There comes a point, when you are caring for a loved one living with dementia, when you have to have one of the ‘difficult talks’. There are lots of these, including housing and accommodation, introducing home helps, using memory aids etc – but one of the most tricky is finances. 

In my own story, it was actually financial irregularities that alerted me to the fact that my father might have dementia. He was suddenly (on a handsome private pension) running out of money to pay for the basics – bills, groceries etc. I started to notice demands for payments from utilities companies when I went round. I sneaked a glance at a few opened bills and was horrified to see that he simply wasn’t paying anything and hadn’t done for months. A bit more digging revealed that he was also taking large sums of cash out of cashpoints (we later discovered that he was giving it away to some appalling scammers who pretty much cleared out his life savings).  

Talking to my father about this was almost impossible – a proud man, he would simply get furious at the idea that his daughter was ‘policing’ his finances. We had a lot of run-ins over the years. But there were a few things that helped, and that will help anyone facing the onerous chore of helping elderly parents navigate finances safely.  

First of all, you can become a signatory on their main bank account. This allows you to keep an eye on the account, withdraw and pay in money and also deal with direct debits, standing orders etc which are all useful when setting up regular payments for bills. If you get a good relationship going with the parent’s bank (and it is in their interest to help, as bouncing cheques and direct debits are not good for business) you can even set up a ‘side’ account to take care of regular bills, and make sure that a set amount of money is put aside each month to pay for this. This was the arrangement that I had with my father’s bank for many years, to stop his habit of withdrawing everything that was in the account over a period of days. You can also set a ‘daily withdrawal’ amount that will stop the elderly person taking out too much cash in one go. Often older people have had the same bank for many years, so with luck their bank will know them and understand the situation – the personal touch goes a long way in these cases. 

Some people like the idea of joint accounts with their parents, but this is not a great idea, because of the issues that can arise if they get ill or die, or get into debt – as you can become liable for their financial affairs. Your starting point should be a discussion with your parent (if they are reluctant you could try appealing to the need to keep on top of things should they ever become ill or incapacitated) and then a chat with their bank to see what is available.  

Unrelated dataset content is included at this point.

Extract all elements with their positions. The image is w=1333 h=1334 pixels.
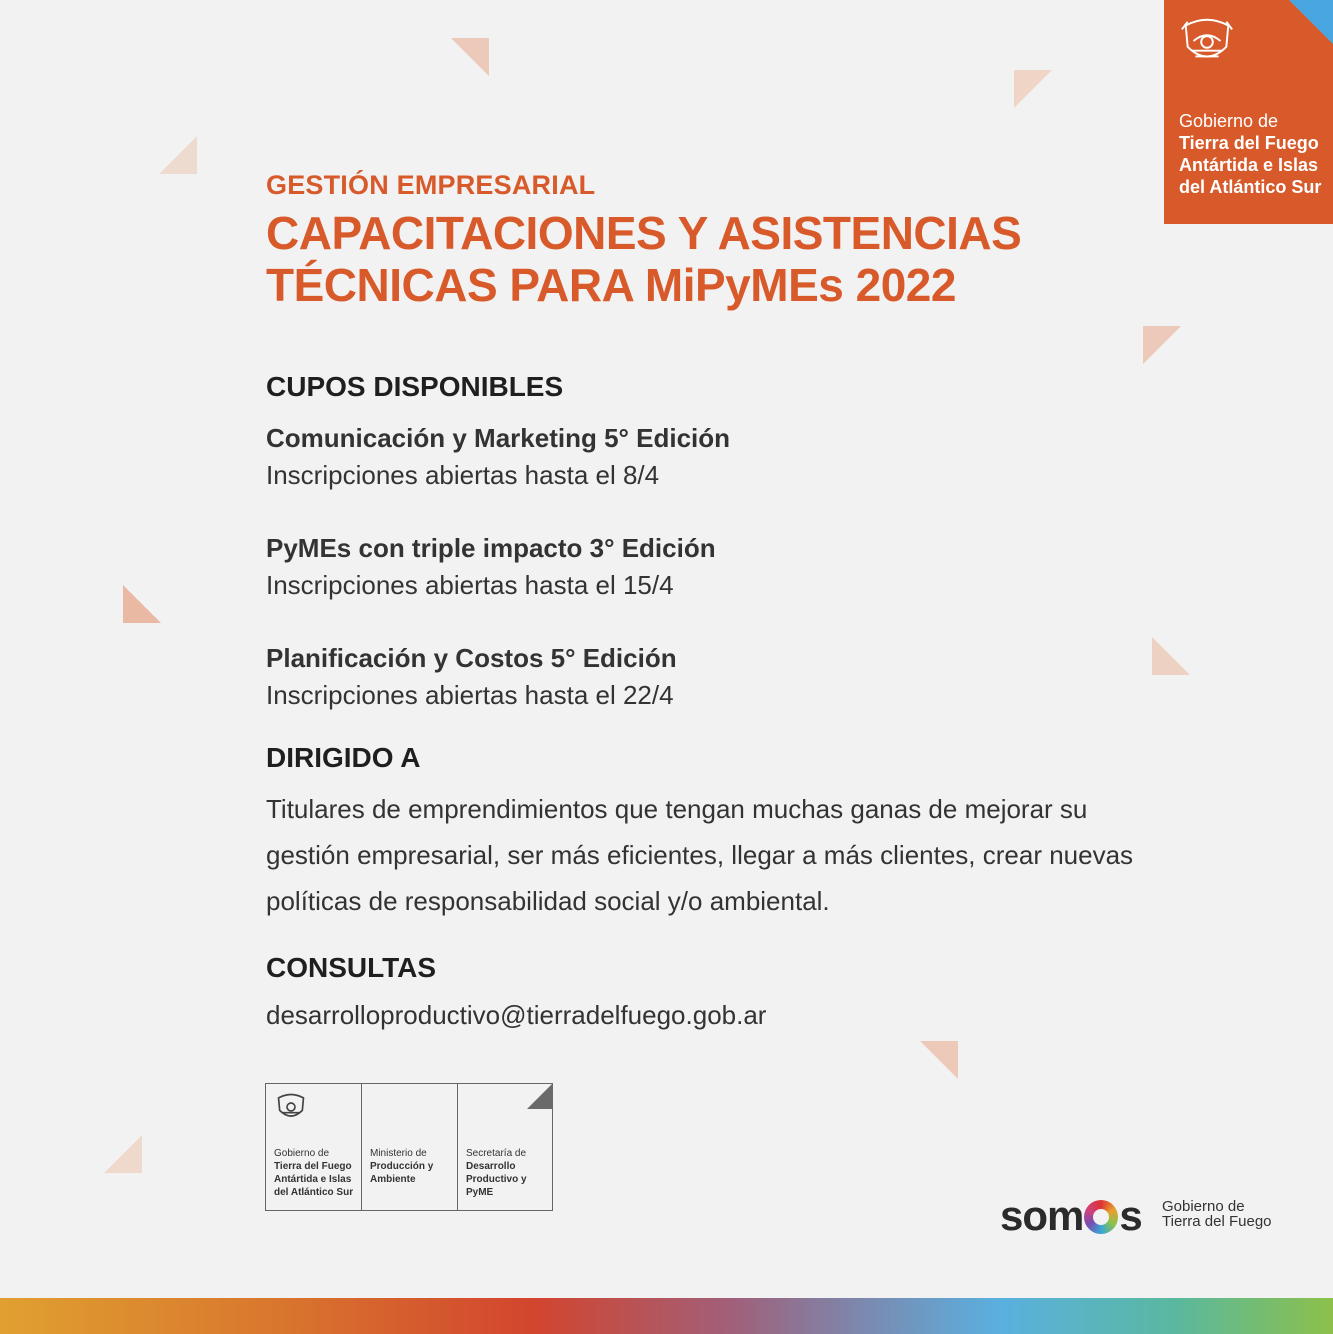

A more wide-ranging and powerful document is a Lasting Power of Attorney (LPA). You can get two different versions, one for finances and one for health and welfare (a key point here is that to set one up, the parent needs to be of sound mind and capable of making their own decisions, so it is not suitable if the elder is already confused and incapacitated. If your parent is still at the early stages of dementia now is the ideal time to set this in motion). 

Power of Attorney enables you to act in your parent’s best interests if they are unable to. For finances it means you can control bank accounts, set up bill payments, track and limit spending and lots more including selling a property. You can talk to utility companies on their behalf and make arrangements for them easily and quickly. For health and welfare, the document is more limited in scope, but will allow you to make decisions should a parent be unconscious, in a coma or incapable of understanding their health situation. 

You can consult a solicitor to get the paperwork done and ensure that everything is correct. If you are confident doing it yourself then it is fairly straight forward. To set one up you will need a couple of witnesses and an hour or two to go through things with your parent. It may seem like an onerous chore, but it is very much worth putting the time in now before things get more complicated. You may think that if you’re married or in a civil partnership, your spouse would automatically be able to deal with your bank accounts and pensions, or make decisions about your care if you’re no longer able to. But this isn’t always true. Without an LPA, your spouse wouldn’t be able to act on your behalf.  

Once you have filled in your form it needs to be registered with the Office of the Public Guardian. It costs £82 per form. You can download the forms or fill them in online here. 

At difficult times such as when dementia has been diagnosed, it can be tempting to leave these awkward conversations for a later date, but getting finances in order early can make a huge difference to the quality of life and options that are available as the disease progresses. Our suggestion would be to take a deep breath, and take the plunge today.